We finally made contact with Meri on Bluff Fisherman’s Radio. She quickly arranged for Customs to meet us and set about finding us a berth. And as darkness set in we made our way into Foveaux Strait.
As day broke Stewart Island began to emerge from low lying cloud and as the wind picked up from the north the light showers eased. A golden sunrise at our bow. I rolled out the remaining headsail and turned off the autopilot determined to sail the rest of the way by hand. I didn’t care that our speed had dropped to a little over 3kts. What was the hurry? We had a lot of tidying to do and an excess of food to process. Otherwise it would be confiscated by agriculture and fisheries!
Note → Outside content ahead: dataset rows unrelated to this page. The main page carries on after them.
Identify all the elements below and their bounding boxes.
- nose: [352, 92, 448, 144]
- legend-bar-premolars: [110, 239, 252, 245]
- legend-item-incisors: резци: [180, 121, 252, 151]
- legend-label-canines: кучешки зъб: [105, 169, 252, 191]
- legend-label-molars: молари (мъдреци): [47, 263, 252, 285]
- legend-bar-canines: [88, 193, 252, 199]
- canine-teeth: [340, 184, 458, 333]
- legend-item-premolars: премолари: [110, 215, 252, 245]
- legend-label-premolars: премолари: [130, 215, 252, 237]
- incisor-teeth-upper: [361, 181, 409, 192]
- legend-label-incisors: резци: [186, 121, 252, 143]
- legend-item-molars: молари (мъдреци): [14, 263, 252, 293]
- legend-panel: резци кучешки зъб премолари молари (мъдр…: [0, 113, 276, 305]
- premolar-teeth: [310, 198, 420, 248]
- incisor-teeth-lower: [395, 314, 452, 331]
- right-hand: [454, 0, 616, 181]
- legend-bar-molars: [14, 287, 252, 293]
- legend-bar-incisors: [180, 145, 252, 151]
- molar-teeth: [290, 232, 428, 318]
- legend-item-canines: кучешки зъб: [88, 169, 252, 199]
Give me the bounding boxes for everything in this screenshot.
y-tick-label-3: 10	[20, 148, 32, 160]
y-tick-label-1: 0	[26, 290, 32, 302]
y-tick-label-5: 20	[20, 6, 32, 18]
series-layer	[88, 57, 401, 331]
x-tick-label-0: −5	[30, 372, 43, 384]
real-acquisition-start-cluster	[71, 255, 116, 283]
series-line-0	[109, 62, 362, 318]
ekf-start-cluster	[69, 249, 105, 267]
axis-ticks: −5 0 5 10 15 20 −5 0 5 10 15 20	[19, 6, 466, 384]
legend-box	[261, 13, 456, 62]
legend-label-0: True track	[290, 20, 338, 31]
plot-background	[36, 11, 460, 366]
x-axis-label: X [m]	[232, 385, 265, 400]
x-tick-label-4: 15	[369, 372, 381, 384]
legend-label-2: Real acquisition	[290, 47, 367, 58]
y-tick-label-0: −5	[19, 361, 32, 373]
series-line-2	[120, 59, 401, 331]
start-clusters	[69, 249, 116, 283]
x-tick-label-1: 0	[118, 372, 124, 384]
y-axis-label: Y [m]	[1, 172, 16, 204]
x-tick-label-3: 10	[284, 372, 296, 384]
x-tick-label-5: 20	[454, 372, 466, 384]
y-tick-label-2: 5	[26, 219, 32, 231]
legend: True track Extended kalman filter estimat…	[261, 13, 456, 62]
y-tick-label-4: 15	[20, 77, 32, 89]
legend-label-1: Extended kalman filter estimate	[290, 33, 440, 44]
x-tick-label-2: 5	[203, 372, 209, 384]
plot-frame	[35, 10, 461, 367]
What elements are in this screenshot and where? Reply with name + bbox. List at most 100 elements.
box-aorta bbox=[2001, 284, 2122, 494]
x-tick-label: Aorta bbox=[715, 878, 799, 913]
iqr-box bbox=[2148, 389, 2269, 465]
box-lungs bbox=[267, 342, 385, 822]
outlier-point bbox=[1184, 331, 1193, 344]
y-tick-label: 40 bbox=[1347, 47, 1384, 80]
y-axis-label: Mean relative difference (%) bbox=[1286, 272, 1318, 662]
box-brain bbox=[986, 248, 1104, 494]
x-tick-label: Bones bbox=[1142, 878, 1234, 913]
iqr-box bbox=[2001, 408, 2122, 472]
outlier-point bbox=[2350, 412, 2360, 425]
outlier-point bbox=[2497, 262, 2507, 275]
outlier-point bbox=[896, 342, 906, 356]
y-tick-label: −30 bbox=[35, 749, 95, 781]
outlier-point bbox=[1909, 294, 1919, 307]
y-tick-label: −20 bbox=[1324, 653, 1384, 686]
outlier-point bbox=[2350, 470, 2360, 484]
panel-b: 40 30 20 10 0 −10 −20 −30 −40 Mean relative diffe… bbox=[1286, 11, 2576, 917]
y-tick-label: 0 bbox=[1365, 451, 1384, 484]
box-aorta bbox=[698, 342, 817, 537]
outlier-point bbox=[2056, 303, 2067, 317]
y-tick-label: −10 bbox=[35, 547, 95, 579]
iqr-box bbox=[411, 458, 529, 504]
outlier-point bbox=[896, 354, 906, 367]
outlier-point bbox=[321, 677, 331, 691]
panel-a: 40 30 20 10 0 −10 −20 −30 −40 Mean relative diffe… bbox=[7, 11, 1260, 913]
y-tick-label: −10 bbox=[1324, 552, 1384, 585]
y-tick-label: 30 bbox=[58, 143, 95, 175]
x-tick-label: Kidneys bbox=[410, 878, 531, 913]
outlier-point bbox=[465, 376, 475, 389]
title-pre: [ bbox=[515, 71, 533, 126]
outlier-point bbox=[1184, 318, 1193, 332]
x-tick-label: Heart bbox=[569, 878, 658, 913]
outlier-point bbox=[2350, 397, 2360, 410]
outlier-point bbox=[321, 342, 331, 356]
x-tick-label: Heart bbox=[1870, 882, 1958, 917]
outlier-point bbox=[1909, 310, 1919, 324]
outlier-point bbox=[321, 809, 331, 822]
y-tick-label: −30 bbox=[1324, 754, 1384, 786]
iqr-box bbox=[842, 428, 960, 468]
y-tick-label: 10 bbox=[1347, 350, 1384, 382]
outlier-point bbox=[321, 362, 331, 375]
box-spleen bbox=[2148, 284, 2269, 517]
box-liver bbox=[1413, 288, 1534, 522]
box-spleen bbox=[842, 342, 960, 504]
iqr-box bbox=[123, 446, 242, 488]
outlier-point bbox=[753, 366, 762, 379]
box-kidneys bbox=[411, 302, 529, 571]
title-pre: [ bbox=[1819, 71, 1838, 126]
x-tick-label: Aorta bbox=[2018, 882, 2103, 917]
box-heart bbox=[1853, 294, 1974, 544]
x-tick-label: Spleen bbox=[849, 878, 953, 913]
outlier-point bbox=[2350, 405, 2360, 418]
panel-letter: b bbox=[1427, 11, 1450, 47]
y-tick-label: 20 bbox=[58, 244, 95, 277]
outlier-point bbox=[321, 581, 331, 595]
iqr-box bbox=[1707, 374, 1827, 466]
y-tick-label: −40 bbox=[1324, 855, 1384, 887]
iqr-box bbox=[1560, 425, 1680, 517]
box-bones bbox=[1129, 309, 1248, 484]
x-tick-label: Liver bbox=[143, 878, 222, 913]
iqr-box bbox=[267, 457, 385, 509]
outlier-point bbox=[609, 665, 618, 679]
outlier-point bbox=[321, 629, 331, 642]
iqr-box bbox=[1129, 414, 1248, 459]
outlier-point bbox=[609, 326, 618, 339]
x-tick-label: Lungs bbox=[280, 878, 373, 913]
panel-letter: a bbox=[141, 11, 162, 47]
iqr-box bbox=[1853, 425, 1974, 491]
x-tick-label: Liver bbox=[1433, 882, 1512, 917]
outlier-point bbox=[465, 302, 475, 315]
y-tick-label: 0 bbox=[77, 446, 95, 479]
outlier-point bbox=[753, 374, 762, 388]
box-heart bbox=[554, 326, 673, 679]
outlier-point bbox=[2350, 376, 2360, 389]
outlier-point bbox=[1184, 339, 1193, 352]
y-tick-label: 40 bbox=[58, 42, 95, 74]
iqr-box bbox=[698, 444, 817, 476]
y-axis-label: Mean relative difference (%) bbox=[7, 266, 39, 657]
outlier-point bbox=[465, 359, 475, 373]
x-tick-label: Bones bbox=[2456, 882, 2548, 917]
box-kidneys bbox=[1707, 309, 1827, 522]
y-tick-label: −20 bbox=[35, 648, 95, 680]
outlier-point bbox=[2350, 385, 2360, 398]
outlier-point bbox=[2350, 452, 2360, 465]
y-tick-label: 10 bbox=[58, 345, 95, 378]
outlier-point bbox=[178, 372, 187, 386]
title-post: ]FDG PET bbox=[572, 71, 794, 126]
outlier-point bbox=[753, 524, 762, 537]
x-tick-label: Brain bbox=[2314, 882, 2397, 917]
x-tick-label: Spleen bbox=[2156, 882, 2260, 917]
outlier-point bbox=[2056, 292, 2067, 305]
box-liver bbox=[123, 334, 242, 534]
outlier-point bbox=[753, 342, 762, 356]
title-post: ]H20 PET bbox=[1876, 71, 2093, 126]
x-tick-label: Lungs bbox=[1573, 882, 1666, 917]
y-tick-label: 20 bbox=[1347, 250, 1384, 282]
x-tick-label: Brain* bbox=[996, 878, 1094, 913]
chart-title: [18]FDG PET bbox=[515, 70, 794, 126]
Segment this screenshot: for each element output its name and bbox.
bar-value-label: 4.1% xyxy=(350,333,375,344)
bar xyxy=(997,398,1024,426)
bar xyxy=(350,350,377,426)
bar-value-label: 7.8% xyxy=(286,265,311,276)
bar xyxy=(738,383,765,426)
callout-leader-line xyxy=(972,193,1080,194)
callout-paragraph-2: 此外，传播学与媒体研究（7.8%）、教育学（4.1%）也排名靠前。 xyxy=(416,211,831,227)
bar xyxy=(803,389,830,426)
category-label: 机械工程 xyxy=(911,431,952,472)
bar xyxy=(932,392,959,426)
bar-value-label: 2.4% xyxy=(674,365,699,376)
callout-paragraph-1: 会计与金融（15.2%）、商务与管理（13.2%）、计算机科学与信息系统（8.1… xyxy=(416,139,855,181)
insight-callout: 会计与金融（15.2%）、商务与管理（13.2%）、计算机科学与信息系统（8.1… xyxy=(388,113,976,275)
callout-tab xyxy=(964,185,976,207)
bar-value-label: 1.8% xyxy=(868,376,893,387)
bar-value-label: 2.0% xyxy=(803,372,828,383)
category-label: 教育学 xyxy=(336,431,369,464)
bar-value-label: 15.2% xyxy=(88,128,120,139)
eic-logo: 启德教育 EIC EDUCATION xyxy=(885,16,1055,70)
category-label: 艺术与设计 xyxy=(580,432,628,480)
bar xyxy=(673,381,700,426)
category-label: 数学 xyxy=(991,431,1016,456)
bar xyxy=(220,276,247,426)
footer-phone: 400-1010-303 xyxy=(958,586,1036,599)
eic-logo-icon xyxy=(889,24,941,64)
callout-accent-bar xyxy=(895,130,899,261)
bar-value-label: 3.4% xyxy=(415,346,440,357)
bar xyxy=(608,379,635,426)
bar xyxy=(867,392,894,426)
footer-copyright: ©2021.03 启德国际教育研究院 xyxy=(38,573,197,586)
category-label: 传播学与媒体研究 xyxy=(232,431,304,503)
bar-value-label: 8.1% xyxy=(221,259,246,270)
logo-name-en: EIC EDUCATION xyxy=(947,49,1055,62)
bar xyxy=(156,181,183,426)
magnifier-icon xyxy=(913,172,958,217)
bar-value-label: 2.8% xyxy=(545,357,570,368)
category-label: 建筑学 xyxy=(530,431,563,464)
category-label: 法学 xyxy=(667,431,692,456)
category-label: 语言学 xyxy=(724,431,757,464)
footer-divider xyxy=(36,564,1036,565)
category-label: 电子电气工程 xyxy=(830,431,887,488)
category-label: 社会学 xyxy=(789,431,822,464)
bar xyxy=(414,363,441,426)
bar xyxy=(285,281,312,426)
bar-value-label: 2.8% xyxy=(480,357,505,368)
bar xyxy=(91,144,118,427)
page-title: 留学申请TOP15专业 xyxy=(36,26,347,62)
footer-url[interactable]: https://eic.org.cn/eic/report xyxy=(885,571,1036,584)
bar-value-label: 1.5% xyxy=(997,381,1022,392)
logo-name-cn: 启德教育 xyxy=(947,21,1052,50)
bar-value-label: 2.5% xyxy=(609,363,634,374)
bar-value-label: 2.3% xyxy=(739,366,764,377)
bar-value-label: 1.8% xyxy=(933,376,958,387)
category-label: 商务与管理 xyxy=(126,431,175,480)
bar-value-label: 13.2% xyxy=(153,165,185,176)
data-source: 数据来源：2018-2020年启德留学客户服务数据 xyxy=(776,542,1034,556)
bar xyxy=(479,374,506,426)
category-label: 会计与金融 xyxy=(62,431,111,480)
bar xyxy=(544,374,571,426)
However as I left my post the engine mysteriously revved up and we began rushing madly to clear the cockpit, have showers etc. I found myself madly whipping up banana cake and vegie soup in a last ditch effort to save our food.
With the soup well underway I stepped outside as we rounded Stirling Point at the entrance to Bluff. The sky was brilliant blue and the sun hot. A big change to the constant overcast skies of the last six days. We posed for a photo on deck to show we had made it.
In just a little more than 7 days we had made an uneventful crossing of the Tasman and were tied up amongst the fishing boats that call Bluff Harbour home. Greeted by Customs almost immediately we had little time to celebrate. But later in a stolen moment with Odin I was able to process our achievement.
“You made it across the ocean Bubby. You’re only 3 and you’ve already crossed the ocean!”
Beaming with pride he hugged me back and replied, “Yes! And it was a big ocean Mum!”
Exploring Bluff would have to wait. MAF (Ministry of Agriculture and Fisheries) would not come until the morning meaning we could not leave the boat until then. Bummer! Oh well we now had extra time to consume the remaining fruit, veg and meat. And maybe have a full night’s sleep!
Love to all. We really miss you already!